Esistono vari modi di dire sul vino. Uno di questi è “finire a tarallucci e vino”.
Vi sarà probabilmente capitato di sentire questa espressione dopo un litigio con lieto fine. Ma da dove deriva il detto finire a tarallucci e vino? Significato e origine del modo di dire.
“Finire a tarallucci e vino”: significato
Questa espressione è nata in origine al sud Italia, poi diffusa in tutta la penisola, e deriva dall’antica tradizione contadina: quando arrivavano ospiti, il padrone di casa era solito offrire tarallucci e vino, come gesto di benvenuto, cordialità e amicizia. Un aperitivo, come lo definiremo oggi, con prodotti semplici e alla portata di tutti.
Il modo di dire finire a tarallucci e vino significa che si è creato un momento di convivialità, di amicizia e di festa, un clima sereno dopo una situazione inizialmente complicata, come una lite o un diverbio.
Negli ultimi anni questo modo di dire ha assunto un’accezione più negativa, specie in ambito giornalistico. Tarallucci e vino viene usato per indicare accordi politici presi sottobanco o che è stato raggiunto un compromesso utile tra due parti politiche che inizialmente sembravano ostili e opposte, salvaguardando solo gli interessi dei singoli.
L’origine dei tarallucci
Chiamati anche taralli, si tratta di biscotti tipici della tradizione meridionale, soprattutto della Puglia e della Campania, di forma circolare, come delle piccole ciambelle, e cotti al forno con un impasto a base di farina, olio, acqua, sale e aromi vari.

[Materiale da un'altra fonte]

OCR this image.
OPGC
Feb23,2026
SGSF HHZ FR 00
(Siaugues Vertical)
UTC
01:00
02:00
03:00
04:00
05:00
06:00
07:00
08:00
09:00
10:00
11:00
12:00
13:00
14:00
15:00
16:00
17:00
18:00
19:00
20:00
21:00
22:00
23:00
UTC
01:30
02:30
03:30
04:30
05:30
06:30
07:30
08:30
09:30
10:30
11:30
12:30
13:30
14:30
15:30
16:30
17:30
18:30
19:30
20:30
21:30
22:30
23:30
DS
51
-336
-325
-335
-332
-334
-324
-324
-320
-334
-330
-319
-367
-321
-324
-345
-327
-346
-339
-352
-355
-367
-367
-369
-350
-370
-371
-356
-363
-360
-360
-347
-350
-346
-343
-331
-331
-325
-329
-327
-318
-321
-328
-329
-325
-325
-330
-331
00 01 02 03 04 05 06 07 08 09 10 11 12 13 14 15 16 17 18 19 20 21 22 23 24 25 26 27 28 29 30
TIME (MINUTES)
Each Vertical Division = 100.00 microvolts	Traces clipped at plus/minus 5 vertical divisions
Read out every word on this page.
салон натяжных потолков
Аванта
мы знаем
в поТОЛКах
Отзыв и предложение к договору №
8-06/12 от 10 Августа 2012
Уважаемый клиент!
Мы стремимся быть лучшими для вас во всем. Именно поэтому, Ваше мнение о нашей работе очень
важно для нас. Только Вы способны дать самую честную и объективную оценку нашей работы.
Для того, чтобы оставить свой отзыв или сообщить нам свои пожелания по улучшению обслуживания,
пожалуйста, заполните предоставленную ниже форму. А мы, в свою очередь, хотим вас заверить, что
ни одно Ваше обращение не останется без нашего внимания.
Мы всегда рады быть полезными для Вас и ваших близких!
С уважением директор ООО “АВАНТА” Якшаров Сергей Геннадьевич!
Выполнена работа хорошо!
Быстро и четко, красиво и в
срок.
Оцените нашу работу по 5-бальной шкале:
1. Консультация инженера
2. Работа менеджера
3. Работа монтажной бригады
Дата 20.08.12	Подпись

Esistono infatti diverse varianti, sia dolci che salate.
C’è chi dice che la loro origine risalga al 1400 circa: all’epoca non tutti possedevano un forno, quindi le donne nei giorni di festa facevano la fila per infornare i propri biscotti nel forno pubblico. Secondo altre fonti, i taralli sono nati nel ‘700 nei quartieri meno nobili di Napoli.
I tarallucci venivano gustati durante il pasto spesso in sostituzione del pane con un bicchiere di vino in genere rosso. Erano il simbolo della convivialità e informalità.